Taux de rotation au plus bas. Par ailleurs, le taux de rotation s’effondre (8,9 %), ce qui congestionne les attributions de logements. Le taux de rotation est particulièrement faible dans l’Hérault (6,8 %), les Pyrénées-Orientales (8 %) et le Gard (8,8 %). « Pour mon territoire, le taux de rotation s’effondre à 5 %, au lieu de 10 % auparavant. C’est un vrai enjeu, pointé par la Fondation Abbé Pierre », souligne Vanessa Lebel. « Le système est embolisé : on ne construit pas, il n’y a pas de stock, et on observe une baisse du taux de rotation. Cela va durer. Un logement qui n’est pas programmé aujourd’hui, c’est une famille sans logement dans trois ans », illustre Gilles Dupont.

Solutions. Parmi les solutions proposées par HSO, pour débloquer les freins à la construction : abroger la RLS, qui « a asséché les trésoreries des bailleurs », souligne Michel Calvo ; Revenir à une TVA à 5,5 % pour tous types de travaux ; Favoriser, pour les organismes de logements sociaux, l’accès à des ressources foncières de l’État, à prix maîtrisés. Pour accélérer la massification de la rénovation énergétiques du parc de LLS, HSO propose l’ouverture d’une partie du dispositif MaPrimeRénov’ au logement social, l’explicitation au monde HLM des modalités et conditions d’accès aux 1,3 Md€ dédiés à la réhabilitation sur trois ans, le maintien d’une diversité de soutiens financiers pour les organismes, « en particulier les fonds européens via les Régions ». Enfin, l’association préconise une revalorisation des APL en tenant compte de l’inflation. Pour l’USH, à l’échelle nationale, le discours de politique générale du Premier ministre Gabriel Attal apporte des réponses « insignifiantes face à l’ampleur de la crise ». Michel Calvo y voit « l’intention de détricoter une partie de la loi SRU, en envisageant de l’ouvrir au financement libre. Cela reviendrait à dire à tous les préfets qui se sont battus sur le terrain : ‘Ce que vous avez fait ne compte plus’ ».

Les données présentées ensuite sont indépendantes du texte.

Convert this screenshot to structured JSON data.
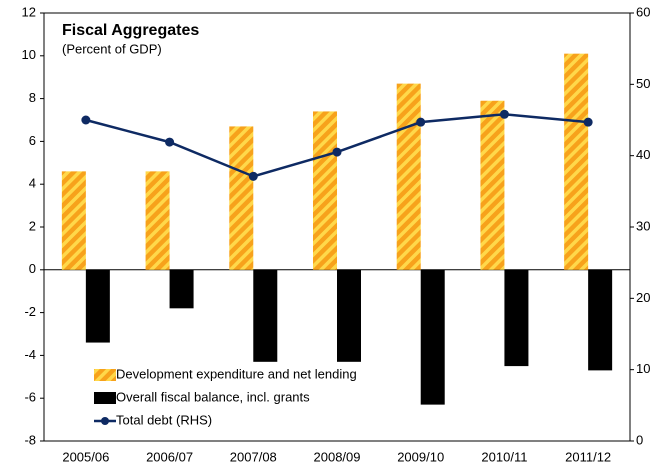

SRU : l’ex-LR mauvais élève. En 2022, la région Occitanie compte 182 communes concernées par la loi SRU, dont 162 communes non exemptées. 9 % de communes SRU sont carencées, la quasi-totalité étant basées en Occitanie Est. La carte des communes SRU disponible en cliquant ici.

Réforme des attributions : « une bombe ». La réforme des attributions « est une bombe, en étant dérogatoire au Dalo (droit au logement opposable), ou encore au pouvoir des préfets sur les publics prioritaires », indique Michel Calvo. « Aujourd’hui, la commission d’attribution est collégiale, et le maire y a déjà une voix prépondérante. Si la réforme revient sur la notion de collégialité, on émettra alors des interrogations. Comment quelqu’un de seul pourrait-il décider des attributions ? À force de toucher à un certain nombre de paramètres, on remet en cause le modèle même du logement social : répartition des logements, production, financement, processus d’attribution… », conclut Gilles Dupont.

325.000 logements sociaux sont répartis en Occitanie, abritant 690.000 habitants (11 % de la population totale régionale). Ce secteur représente 2 Md€ d’investissements annuels en région, et 35.000 emplois directs ou induits.